I really sympathise. I've been having nightmare nappy changes with my 20mo boy for a while now. Basically he wants to roll over and stand up and he's too strong to stop. Sometimes I can just about keep hold of his ankles but he's twisting to the side and it hurts my arm sooo much I sometimes want to cry. If it's a wee I just let him stand up for cleaning but have to get him on his back for the new nappy (on reusables and can't really put them on standing up, or at least not unless he stood exactly how I wanted him to which he wouldn't. If it's a poo there's no way I can do it standing up and it's a total nightmare as he wrestles with me and puts his hands in the poo etc.

The only things that I seem to be able to do to help are to let him do what he wants as much as I can, he then seems happier to lie down for a bit, distract madly with toys and singing (but sometimes that doesn't work at all) and just hang on in there holding his feet and speaking firmly until he eventually lets me win. It's so hard.

I think distraction now only really works if there's a novelty element, so the same old toys don't work, and he's loads better with other people in other surroundings (grrr). He's also fine at nursery.

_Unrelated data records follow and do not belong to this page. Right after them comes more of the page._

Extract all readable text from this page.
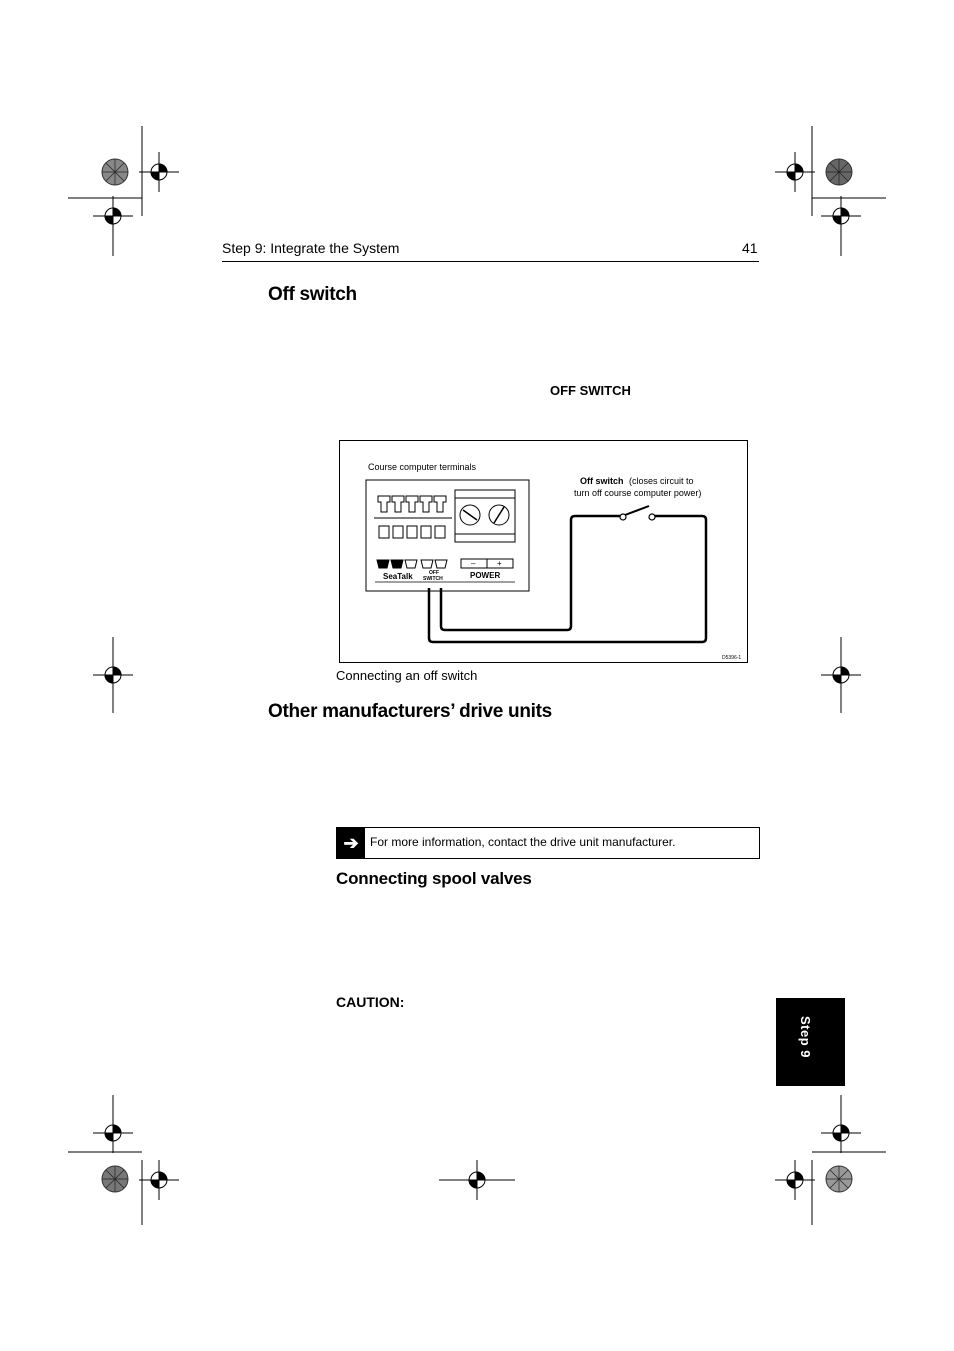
Step 9: Integrate the System	41
Off switch
OFF SWITCH
SeaTalk	OFF
SWITCH	POWER
–	+
Course computer terminals
Off switch (closes circuit to
turn off course computer power)
D5396-1
Connecting an off switch
Other manufacturers’ drive units
➔ For more information, contact the drive unit manufacturer.
Connecting spool valves
CAUTION:
Step 9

DrSeuss Fri 14-Jan-11 14:17:31

I tried all of the above before trying the Rabbitt Mat, also sometimes sold as a safety mat. -use-with-without-chg-unit-/310179580870?pt=UK_Bab y_Baby_Changing_Baby_Changing_Mats_LE&hash=item483 824cbc6

You may think I'm cruel but it radically cut the time he was on the mat and the general distress to all concerned!

13lucky Fri 14-Jan-11 14:24:34

Yep I am with DrSeuss and also have one of saved my life!! My ds was being a nightmare from 4 months old when he learnt to roll...and he was so strong even then that nappy changes were a nightmare. The mat is brilliant and well worth every penny! Now he is 2.3 years and just lies perfectly still so I no longer need to strap him in.

Al1son Fri 14-Jan-11 15:18:47

If that mat is cruel so is a pushchair and a car seat. If it works there's no reason not to use it. You can still do the rewarding and entertaining so hopefully your DC learns that screaming and writhing don't help but it can be a process they enjoy.